Benzothiazole-Based Fluorescent Probe as a Simple and Effective Platform for Functional Mitochondria Imaging

Mitochondrial imaging is crucial for studying disease pathogenesis and diagnosis. However, commercially available mitochondria-specific fluorescent probes are limited due to the difficulty in modifying cationic probes for functional bioimaging of mitochondria. To address this, we prepared a hydroxythiophene-conjugated benzothiazole (BzT-OH) as a platform for the design of functional fluorescent probes. Two probes, BzT-OAc and BzT-OAcryl, were synthesized by substituting the hydroxy group in BzT-OH with acetate and acrylate groups, respectively. BzT-OAc demonstrated blue fluorescence that shifted to green emission after enzymatic cleavage of the acetate group, allowing for monitoring of endogenous esterase activity. BzT-OAcryl showed high selectivity for cysteine at pH > 8.0, owing to its pH-responsive property, and could detect pH perturbations caused by mitochondrial dysfunction.

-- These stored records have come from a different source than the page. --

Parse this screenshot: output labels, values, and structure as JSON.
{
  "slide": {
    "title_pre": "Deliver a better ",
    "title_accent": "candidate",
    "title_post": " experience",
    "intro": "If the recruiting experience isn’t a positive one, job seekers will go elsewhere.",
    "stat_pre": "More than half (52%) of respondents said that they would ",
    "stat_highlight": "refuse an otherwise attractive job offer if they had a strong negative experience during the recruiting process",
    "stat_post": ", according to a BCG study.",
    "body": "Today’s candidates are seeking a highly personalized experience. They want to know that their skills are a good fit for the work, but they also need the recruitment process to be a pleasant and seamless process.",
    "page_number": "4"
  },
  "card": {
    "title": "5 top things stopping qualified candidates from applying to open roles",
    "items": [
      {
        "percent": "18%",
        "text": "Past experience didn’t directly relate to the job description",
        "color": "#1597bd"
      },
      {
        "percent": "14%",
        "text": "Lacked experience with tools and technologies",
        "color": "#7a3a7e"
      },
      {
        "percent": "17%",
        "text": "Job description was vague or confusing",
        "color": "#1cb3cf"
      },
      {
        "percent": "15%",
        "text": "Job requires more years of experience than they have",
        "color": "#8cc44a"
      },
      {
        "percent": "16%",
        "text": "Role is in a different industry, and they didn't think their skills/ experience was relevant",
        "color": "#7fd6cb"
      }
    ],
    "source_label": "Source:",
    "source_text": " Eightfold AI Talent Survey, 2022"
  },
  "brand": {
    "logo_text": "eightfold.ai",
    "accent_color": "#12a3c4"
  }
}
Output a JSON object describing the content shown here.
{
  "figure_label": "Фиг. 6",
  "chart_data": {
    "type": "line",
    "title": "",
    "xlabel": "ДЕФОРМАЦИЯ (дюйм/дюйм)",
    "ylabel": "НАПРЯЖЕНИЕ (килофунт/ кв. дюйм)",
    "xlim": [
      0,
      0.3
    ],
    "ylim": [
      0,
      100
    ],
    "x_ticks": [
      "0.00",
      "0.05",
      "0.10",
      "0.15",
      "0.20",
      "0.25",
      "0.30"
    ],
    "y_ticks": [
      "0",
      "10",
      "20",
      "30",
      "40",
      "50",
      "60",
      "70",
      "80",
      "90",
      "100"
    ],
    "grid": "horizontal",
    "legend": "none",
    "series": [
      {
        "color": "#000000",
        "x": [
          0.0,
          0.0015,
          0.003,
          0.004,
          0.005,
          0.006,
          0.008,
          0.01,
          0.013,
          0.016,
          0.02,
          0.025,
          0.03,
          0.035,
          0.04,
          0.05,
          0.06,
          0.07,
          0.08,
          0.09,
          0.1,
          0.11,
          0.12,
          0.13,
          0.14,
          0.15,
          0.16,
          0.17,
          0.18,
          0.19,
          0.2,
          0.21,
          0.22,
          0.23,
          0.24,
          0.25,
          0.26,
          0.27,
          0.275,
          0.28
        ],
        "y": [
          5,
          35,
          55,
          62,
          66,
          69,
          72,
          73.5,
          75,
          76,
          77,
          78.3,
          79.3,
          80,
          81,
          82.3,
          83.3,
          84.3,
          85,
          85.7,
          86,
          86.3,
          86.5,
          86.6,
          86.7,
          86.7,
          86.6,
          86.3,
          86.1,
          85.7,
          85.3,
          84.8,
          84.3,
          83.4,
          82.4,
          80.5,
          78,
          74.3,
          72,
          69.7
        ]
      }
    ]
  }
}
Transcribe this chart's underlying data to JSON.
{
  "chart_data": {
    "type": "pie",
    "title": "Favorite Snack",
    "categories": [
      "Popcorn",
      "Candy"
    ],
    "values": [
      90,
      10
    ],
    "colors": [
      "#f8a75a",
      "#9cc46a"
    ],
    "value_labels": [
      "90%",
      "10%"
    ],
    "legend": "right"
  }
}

Both probes exhibited high biocompatibility, quantum yield, and large Stokes shifts in mitochondria. BzT-OH can be easily conjugated with other functional groups and substrates of various enzymes for designing fluorescent probes for functional mitochondrial imaging. The photofunctional property of the probe can be changed due to the involvement of the hydroxyl group in the excited state intermolecular proton transfer.